Meine geschätzten Damen und Herren! Das ist ein verantwortungsloser Weg, und da gehört auf jeden Fall eine Kurskorrektur vorgenommen. Wir wissen, dass die EU-Au­ßengrenzen löchrig sind, und wir wissen, dass es dank Schengen ein Leichtes ist, wenn sich ein Bürger einmal in Italien befindet, nach Österreich zu kommen oder nach Deutschland weiterzureisen.

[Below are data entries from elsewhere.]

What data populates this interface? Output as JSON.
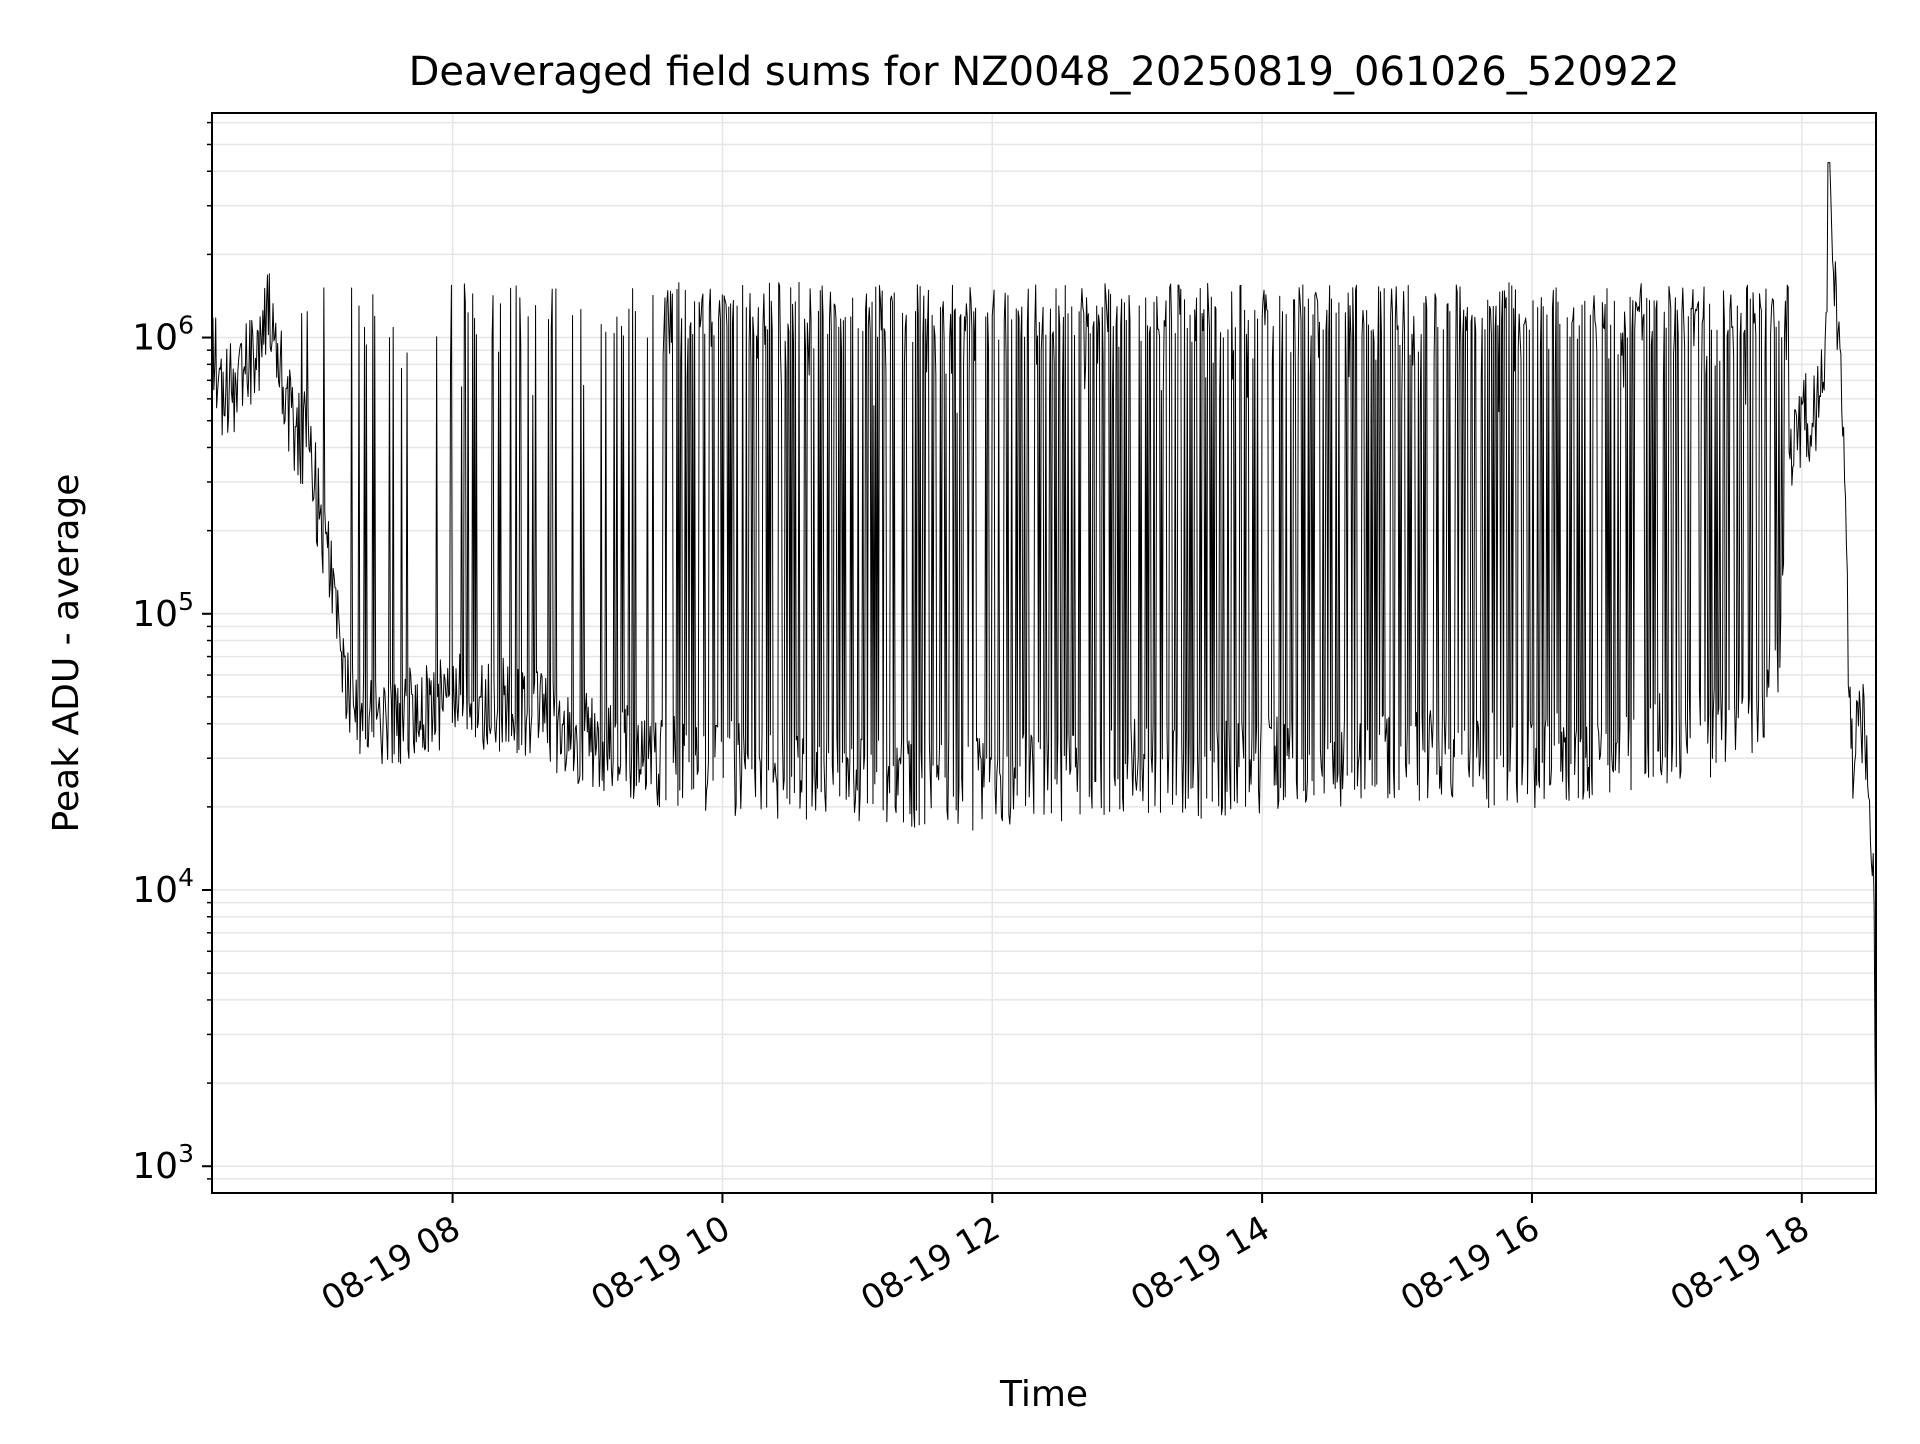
{
  "chart_data": {
    "type": "line",
    "title": "Deaveraged field sums for NZ0048_20250819_061026_520922",
    "xlabel": "Time",
    "ylabel": "Peak ADU - average",
    "yscale": "log",
    "ylim": [
      800,
      6500000
    ],
    "xlim": [
      "2025-08-19 06:13",
      "2025-08-19 18:33"
    ],
    "grid": true,
    "grid_color": "#e6e6e6",
    "line_color": "#000000",
    "x_ticks": [
      {
        "value": "2025-08-19 08:00",
        "label": "08-19 08"
      },
      {
        "value": "2025-08-19 10:00",
        "label": "08-19 10"
      },
      {
        "value": "2025-08-19 12:00",
        "label": "08-19 12"
      },
      {
        "value": "2025-08-19 14:00",
        "label": "08-19 14"
      },
      {
        "value": "2025-08-19 16:00",
        "label": "08-19 16"
      },
      {
        "value": "2025-08-19 18:00",
        "label": "08-19 18"
      }
    ],
    "y_ticks": [
      {
        "value": 1000,
        "base": "10",
        "exp": "3"
      },
      {
        "value": 10000,
        "base": "10",
        "exp": "4"
      },
      {
        "value": 100000,
        "base": "10",
        "exp": "5"
      },
      {
        "value": 1000000,
        "base": "10",
        "exp": "6"
      }
    ],
    "series": [
      {
        "points": [
          [
            "2025-08-19 06:13",
            950000
          ],
          [
            "2025-08-19 06:18",
            620000
          ],
          [
            "2025-08-19 06:25",
            700000
          ],
          [
            "2025-08-19 06:33",
            900000
          ],
          [
            "2025-08-19 06:40",
            1300000
          ],
          [
            "2025-08-19 06:45",
            650000
          ],
          [
            "2025-08-19 06:50",
            420000
          ],
          [
            "2025-08-19 06:55",
            450000
          ],
          [
            "2025-08-19 07:00",
            250000
          ],
          [
            "2025-08-19 07:05",
            150000
          ],
          [
            "2025-08-19 07:10",
            80000
          ],
          [
            "2025-08-19 07:15",
            45000
          ],
          [
            "2025-08-19 07:30",
            40000
          ],
          [
            "2025-08-19 08:00",
            50000
          ],
          [
            "2025-08-19 08:30",
            45000
          ],
          [
            "2025-08-19 09:00",
            35000
          ],
          [
            "2025-08-19 09:30",
            30000
          ],
          [
            "2025-08-19 10:00",
            28000
          ],
          [
            "2025-08-19 10:30",
            27000
          ],
          [
            "2025-08-19 11:00",
            26000
          ],
          [
            "2025-08-19 11:30",
            25000
          ],
          [
            "2025-08-19 12:00",
            24000
          ],
          [
            "2025-08-19 12:30",
            26000
          ],
          [
            "2025-08-19 13:00",
            28000
          ],
          [
            "2025-08-19 13:30",
            27000
          ],
          [
            "2025-08-19 14:00",
            28000
          ],
          [
            "2025-08-19 14:30",
            30000
          ],
          [
            "2025-08-19 15:00",
            30000
          ],
          [
            "2025-08-19 15:30",
            30000
          ],
          [
            "2025-08-19 16:00",
            29000
          ],
          [
            "2025-08-19 16:30",
            32000
          ],
          [
            "2025-08-19 17:00",
            35000
          ],
          [
            "2025-08-19 17:30",
            40000
          ],
          [
            "2025-08-19 17:50",
            60000
          ],
          [
            "2025-08-19 17:55",
            400000
          ],
          [
            "2025-08-19 18:05",
            550000
          ],
          [
            "2025-08-19 18:10",
            650000
          ],
          [
            "2025-08-19 18:13",
            3000000
          ],
          [
            "2025-08-19 18:15",
            1500000
          ],
          [
            "2025-08-19 18:18",
            600000
          ],
          [
            "2025-08-19 18:22",
            30000
          ],
          [
            "2025-08-19 18:28",
            40000
          ],
          [
            "2025-08-19 18:32",
            9000
          ],
          [
            "2025-08-19 18:33",
            1000
          ]
        ],
        "peak_envelope": "spikes to about 1.0e6 - 1.6e6 throughout, maximum about 4.3e6 near 18:12"
      }
    ]
  }
}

Meine geschätzten Damen und Herren! Wir wollten von der Frau Minister auch wissen, wie viele Einwanderer in Begleitung von Schleppern ertappt wurden, gefasst wurden. Auch dazu eine Zahl, die uns alle schrecken kann: Waren es 2010 noch relativ wenig, waren es 2014 bereits um 177 Prozent mehr, nämlich 1 464. Immer mehr Menschen nehmen sich Schlepper in der Hoffnung auf eine bessere Zukunft. Sie geben viel Geld aus, werden von diesen Schleppern unter Versprechung falscher Tatsachen ausgenutzt und landen dann, sofern sie überhaupt das Glück haben, gesund und am Leben in Eu­ropa anzukommen, hier mit völlig falschen Vorstellungen im Kopf.

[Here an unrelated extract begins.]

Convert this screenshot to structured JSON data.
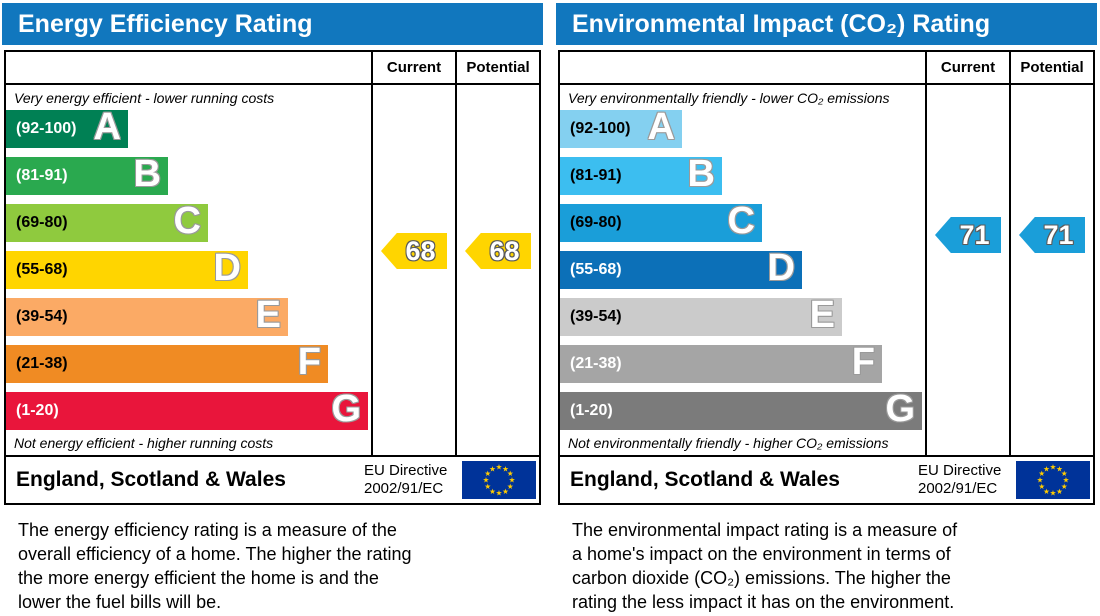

Meine geschätzten Damen und Herren! Ich glaube, dass wir akuten Handlungsbedarf haben. Wir haben auf der einen Seite immer mehr illegale Einwanderer, auf der ande­ren Seite sagt uns die Anfragebeantwortung, dass immer weniger Personen bei Grenz­kontrollen geschnappt werden, dass immer weniger Personen auf Flughäfen geschnappt werden. Was bedeutet denn das? – Das heißt, dass wir immer weniger Personal ha­ben, immer weniger Leute bei der Polizei, die für die Sicherheit der Menschen arbeiten, denn würde tatsächlich genügend Personal vorhanden sein, dann würde sich die stei­gende Zahl illegaler Einwanderer auch in der Anzahl der gefassten Personen an Grenz­übergängen und auf Flughäfen widerspiegeln. (Beifall beim Team Stronach.)

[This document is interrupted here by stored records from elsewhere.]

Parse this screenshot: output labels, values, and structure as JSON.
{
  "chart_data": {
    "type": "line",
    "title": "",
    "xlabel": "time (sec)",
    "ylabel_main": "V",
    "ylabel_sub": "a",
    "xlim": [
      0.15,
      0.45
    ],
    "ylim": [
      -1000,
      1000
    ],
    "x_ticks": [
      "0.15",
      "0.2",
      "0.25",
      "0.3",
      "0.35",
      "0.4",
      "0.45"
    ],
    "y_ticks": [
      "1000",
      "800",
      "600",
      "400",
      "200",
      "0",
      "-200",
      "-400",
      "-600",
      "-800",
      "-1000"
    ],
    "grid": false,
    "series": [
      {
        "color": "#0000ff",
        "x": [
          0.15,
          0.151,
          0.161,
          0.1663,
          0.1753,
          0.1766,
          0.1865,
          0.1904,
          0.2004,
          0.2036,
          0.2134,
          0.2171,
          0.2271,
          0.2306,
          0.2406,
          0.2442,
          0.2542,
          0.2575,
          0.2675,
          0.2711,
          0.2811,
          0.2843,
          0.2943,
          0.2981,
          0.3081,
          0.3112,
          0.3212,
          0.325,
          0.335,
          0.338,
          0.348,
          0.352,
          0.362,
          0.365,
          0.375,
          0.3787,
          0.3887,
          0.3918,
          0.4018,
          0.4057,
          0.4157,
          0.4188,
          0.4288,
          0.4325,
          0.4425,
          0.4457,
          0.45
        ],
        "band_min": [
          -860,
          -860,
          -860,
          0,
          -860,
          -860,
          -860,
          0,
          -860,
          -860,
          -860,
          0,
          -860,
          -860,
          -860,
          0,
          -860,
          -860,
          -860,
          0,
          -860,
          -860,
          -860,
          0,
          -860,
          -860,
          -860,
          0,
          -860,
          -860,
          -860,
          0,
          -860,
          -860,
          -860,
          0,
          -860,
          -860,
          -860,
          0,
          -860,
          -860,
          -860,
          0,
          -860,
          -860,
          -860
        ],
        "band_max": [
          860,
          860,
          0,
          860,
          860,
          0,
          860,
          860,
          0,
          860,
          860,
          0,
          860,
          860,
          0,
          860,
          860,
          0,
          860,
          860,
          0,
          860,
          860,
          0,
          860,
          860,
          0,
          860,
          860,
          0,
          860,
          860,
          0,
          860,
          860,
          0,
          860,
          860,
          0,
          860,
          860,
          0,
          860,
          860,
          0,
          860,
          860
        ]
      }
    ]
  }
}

Ich möchte eines außer Streit stellen: Selbstverständlich sind wir der Meinung, dass Flüchtlingen geholfen werden muss, und selbstverständlich haben wir Österreicher die humanitäre Pflicht, das zu tun. Darüber wollen wir nicht diskutieren. Es ist aber traurig, dass aus einer UNO-Studie, nämlich einer Studie aus dem Büro für Drogenkriminalität, hervorgeht, dass viele afrikanische Migranten sehr wohl die bewusste Entscheidung treffen, nach Österreich zu gehen. Sie haben eine gute Schulbildung, sie besitzen Ver­mögen, haben Immobilien und sind in der Lage, bis zu 9 000 € für einen Schlepper zu bezahlen. Es heißt, es gibt sogar Dorfgemeinschaften, die einen Fonds bilden, und aus diesem Fonds werden dann Leute finanziert, die nach Europa ziehen, und wenn sie in Europa sind, dann schauen sie, dass sie wieder Leute aus der Familie nachholen kön­nen.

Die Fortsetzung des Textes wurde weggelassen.